Democratic Unionist Party leader Jeffrey Donaldson threatened to pull his party out of the power-sharing administration if the rules for Northern Ireland trade agreed by the U.K. and the EU last year are not fundamentally changed within weeks.
In a speech in Belfast, he said the agreement known as the Northern Ireland Protocol “fundamentally undermines … the economic integrity of the United Kingdom and Northern Ireland’s position in it.”
“We are totally opposed to the protocol as it presently exists,” Donaldson said.
He said that the problems must be resolved “in weeks and not months or years,” and said DUP ministers would quit Northern Ireland’s Protestant-Catholic power-sharing administration rather than implement the deal in its present form. That would effectively collapse the government, which is run by the DUP and Irish nationalist party Sinn Fein.
He also said DUP ministers would boycott regular meetings with politicians in Ireland as a protest against the new rules.
“I say not as a threat, but as a matter of political reality that our political institutions will not survive a failure to resolve the problems that the protocol has created,” said Donaldson, who was elected DUP leader two months ago.
The crisis straining U.K.-EU relations stems from trade arrangements for Northern Ireland, the only part of the U.K. that has a land border with the 27-nation bloc. The divorce deal the two sides struck before Britain’s departure means customs and border checks must be conducted on some goods moving between Northern Ireland and the rest of the U.K.
The regulations are intended to prevent goods from Britain entering the EU’s tariff-free single market while keeping an open border between Northern Ireland and EU member Ireland — a key pillar of Northern Ireland’s peace process. But the checks have angered Northern Ireland’s unionists, who say they impose burdensome red tape on businesses and weaken Northern Ireland’s ties with the rest of the U.K.
Tensions over the new rules contributed to a week of street violence in Northern Ireland cities in April that saw youths pelt police with bricks, fireworks and gasoline bombs.
Donaldson said the violence had died down, “but I fear that unless we grapple with this issue, this will prove to be merely a pause, rather than an end to the disorder.”
Sinn Fein leader Mary Lou McDonald called Donaldson’s stance a “reckless, irresponsible and short-sighted election stunt.” Doug Beattie of the Ulster Unionist Party, the DUP’s rival for unionist votes, said Donaldson’s “threats” were counterproductive.
“We continue to lobby rather than threaten,” he said.

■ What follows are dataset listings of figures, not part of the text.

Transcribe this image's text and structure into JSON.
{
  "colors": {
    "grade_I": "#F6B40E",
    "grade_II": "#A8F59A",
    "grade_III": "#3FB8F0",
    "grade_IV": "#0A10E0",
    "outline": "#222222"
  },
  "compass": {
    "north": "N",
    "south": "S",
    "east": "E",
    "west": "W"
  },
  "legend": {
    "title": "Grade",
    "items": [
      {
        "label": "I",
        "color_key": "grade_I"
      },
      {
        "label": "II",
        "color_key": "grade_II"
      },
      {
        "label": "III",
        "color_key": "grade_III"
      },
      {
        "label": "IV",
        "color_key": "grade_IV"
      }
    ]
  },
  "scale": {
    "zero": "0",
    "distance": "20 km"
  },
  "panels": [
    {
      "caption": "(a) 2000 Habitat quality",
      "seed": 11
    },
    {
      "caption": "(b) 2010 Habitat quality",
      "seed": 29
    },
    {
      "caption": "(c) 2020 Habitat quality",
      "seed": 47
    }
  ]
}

The EU’s chief Brexit official, Maros Sefcovic, urged all sides to “dial down the political rhetoric” and “work on the concrete problems.”
Britain and the EU both say they want to fix the problems, but they remain far apart on solutions.

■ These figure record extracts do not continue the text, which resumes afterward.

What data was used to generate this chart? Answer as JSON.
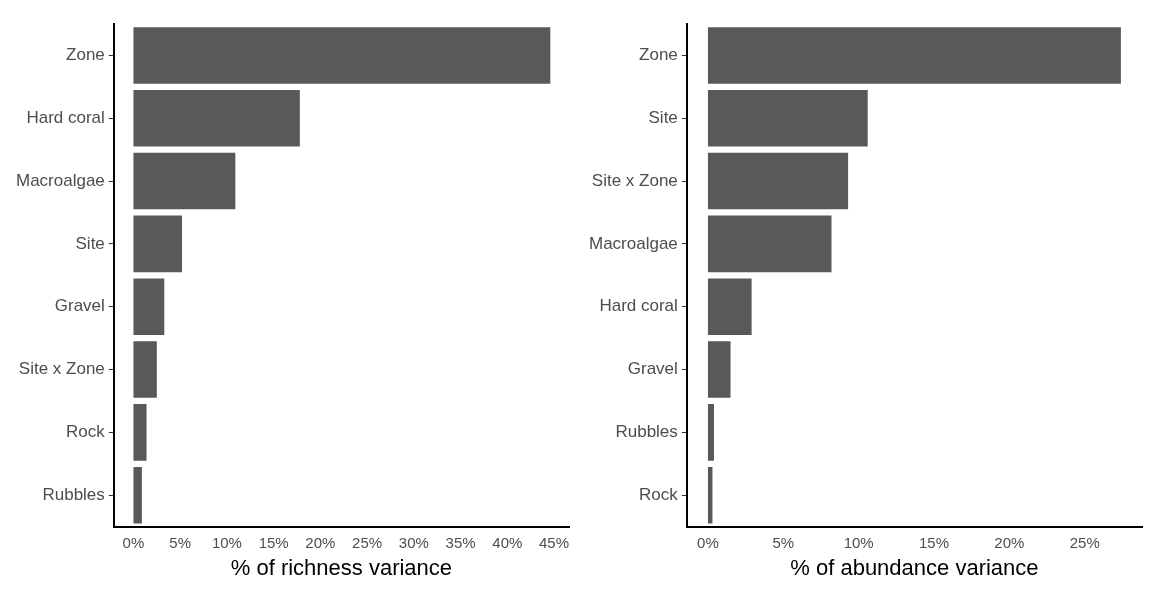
{
  "chart_data": [
    {
      "type": "bar",
      "orientation": "horizontal",
      "xlabel": "% of richness variance",
      "categories": [
        "Zone",
        "Hard coral",
        "Macroalgae",
        "Site",
        "Gravel",
        "Site x Zone",
        "Rock",
        "Rubbles"
      ],
      "values": [
        44.6,
        17.8,
        10.9,
        5.2,
        3.3,
        2.5,
        1.4,
        0.9
      ],
      "color": "#595959",
      "xlim": [
        -2.1,
        46.6
      ],
      "xticks": [
        {
          "value": 0,
          "label": "0%"
        },
        {
          "value": 5,
          "label": "5%"
        },
        {
          "value": 10,
          "label": "10%"
        },
        {
          "value": 15,
          "label": "15%"
        },
        {
          "value": 20,
          "label": "20%"
        },
        {
          "value": 25,
          "label": "25%"
        },
        {
          "value": 30,
          "label": "30%"
        },
        {
          "value": 35,
          "label": "35%"
        },
        {
          "value": 40,
          "label": "40%"
        },
        {
          "value": 45,
          "label": "45%"
        }
      ],
      "grid": false,
      "legend": false
    },
    {
      "type": "bar",
      "orientation": "horizontal",
      "xlabel": "% of abundance variance",
      "categories": [
        "Zone",
        "Site",
        "Site x Zone",
        "Macroalgae",
        "Hard coral",
        "Gravel",
        "Rubbles",
        "Rock"
      ],
      "values": [
        27.4,
        10.6,
        9.3,
        8.2,
        2.9,
        1.5,
        0.4,
        0.3
      ],
      "color": "#595959",
      "xlim": [
        -1.4,
        28.8
      ],
      "xticks": [
        {
          "value": 0,
          "label": "0%"
        },
        {
          "value": 5,
          "label": "5%"
        },
        {
          "value": 10,
          "label": "10%"
        },
        {
          "value": 15,
          "label": "15%"
        },
        {
          "value": 20,
          "label": "20%"
        },
        {
          "value": 25,
          "label": "25%"
        }
      ],
      "grid": false,
      "legend": false
    }
  ]
}
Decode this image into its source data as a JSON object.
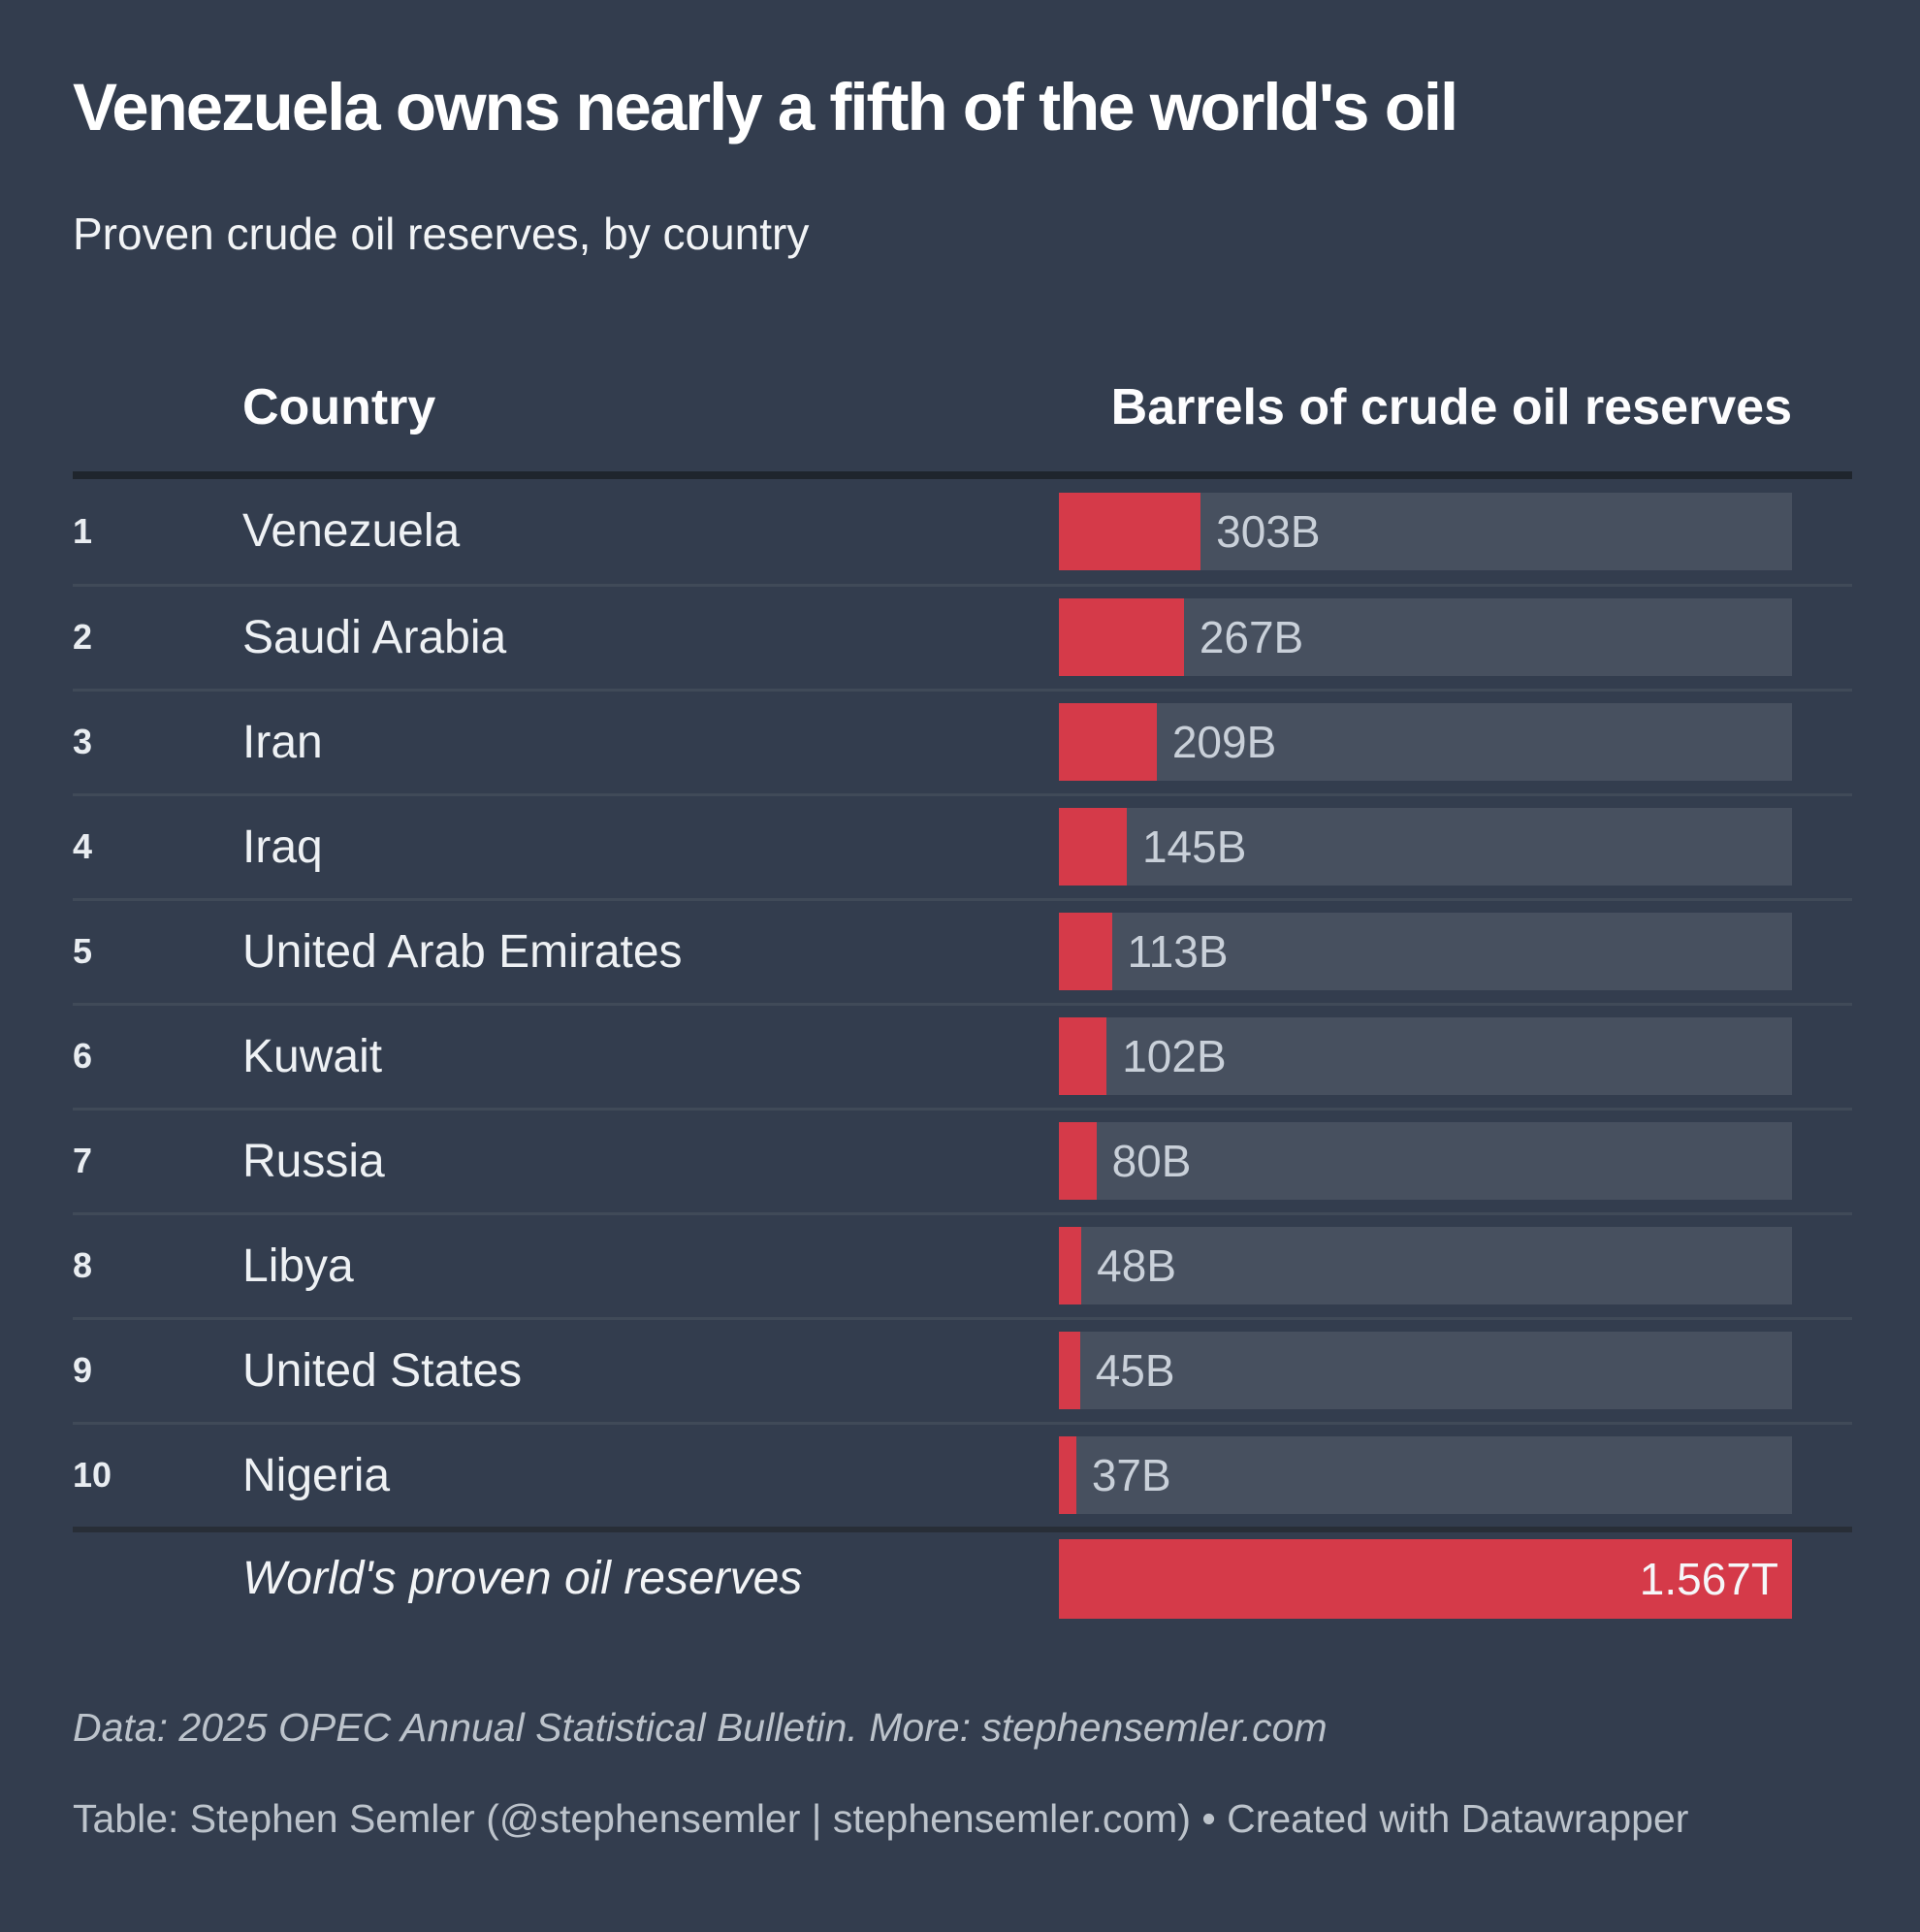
{
  "header": {
    "title": "Venezuela owns nearly a fifth of the world's oil",
    "subtitle": "Proven crude oil reserves, by country"
  },
  "table": {
    "country_header": "Country",
    "value_header": "Barrels of crude oil reserves",
    "rows": [
      {
        "rank": "1",
        "country": "Venezuela",
        "value": 303,
        "value_label": "303B"
      },
      {
        "rank": "2",
        "country": "Saudi Arabia",
        "value": 267,
        "value_label": "267B"
      },
      {
        "rank": "3",
        "country": "Iran",
        "value": 209,
        "value_label": "209B"
      },
      {
        "rank": "4",
        "country": "Iraq",
        "value": 145,
        "value_label": "145B"
      },
      {
        "rank": "5",
        "country": "United Arab Emirates",
        "value": 113,
        "value_label": "113B"
      },
      {
        "rank": "6",
        "country": "Kuwait",
        "value": 102,
        "value_label": "102B"
      },
      {
        "rank": "7",
        "country": "Russia",
        "value": 80,
        "value_label": "80B"
      },
      {
        "rank": "8",
        "country": "Libya",
        "value": 48,
        "value_label": "48B"
      },
      {
        "rank": "9",
        "country": "United States",
        "value": 45,
        "value_label": "45B"
      },
      {
        "rank": "10",
        "country": "Nigeria",
        "value": 37,
        "value_label": "37B"
      }
    ],
    "total_row": {
      "label": "World's proven oil reserves",
      "value": 1567,
      "value_label": "1.567T"
    }
  },
  "footer": {
    "source_line": "Data: 2025 OPEC Annual Statistical Bulletin. More: stephensemler.com",
    "byline": "Table: Stephen Semler (@stephensemler | stephensemler.com) • Created with Datawrapper"
  },
  "colors": {
    "background": "#333d4e",
    "bar_fill": "#d53a49",
    "bar_track": "#47505f",
    "row_separator": "#404a58",
    "header_rule": "#1f252d",
    "total_divider": "#282e37",
    "title_text": "#ffffff",
    "body_text": "#eef1f4",
    "value_text": "#c9d0d9",
    "footer_text": "#bcc3cb"
  },
  "chart_data": {
    "type": "bar",
    "orientation": "horizontal",
    "title": "Venezuela owns nearly a fifth of the world's oil",
    "subtitle": "Proven crude oil reserves, by country",
    "xlabel": "Barrels of crude oil reserves",
    "ylabel": "Country",
    "categories": [
      "Venezuela",
      "Saudi Arabia",
      "Iran",
      "Iraq",
      "United Arab Emirates",
      "Kuwait",
      "Russia",
      "Libya",
      "United States",
      "Nigeria",
      "World's proven oil reserves"
    ],
    "values": [
      303,
      267,
      209,
      145,
      113,
      102,
      80,
      48,
      45,
      37,
      1567
    ],
    "value_labels": [
      "303B",
      "267B",
      "209B",
      "145B",
      "113B",
      "102B",
      "80B",
      "48B",
      "45B",
      "37B",
      "1.567T"
    ],
    "units": "billions of barrels",
    "xlim": [
      0,
      1567
    ],
    "grid": false,
    "legend": false
  }
}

Britain’s Conservative government has accused the bloc of being needlessly “purist” in implementing the rules. The U.K. is seeking ultimately to remove most checks, replacing them with a “light touch” system in which only goods at risk of entering the EU would be inspected.
In the meantime, Britain has postponed indefinitely the start of many checks on goods going to Northern Ireland, which were due to be phased in after the U.K. left the EU’s economic embrace at the end of 2020.
The EU says it won’t renegotiate the agreement and is calling for Britain to implement the deal that Prime Minister Boris Johnson agreed to.
The two sides have agreed to keep talking. Sefcovic, the European Commission vice-president Maros Sefcovic, is visiting Northern Ireland on Thursday and Friday to meet with businesses and politicians including Donaldson.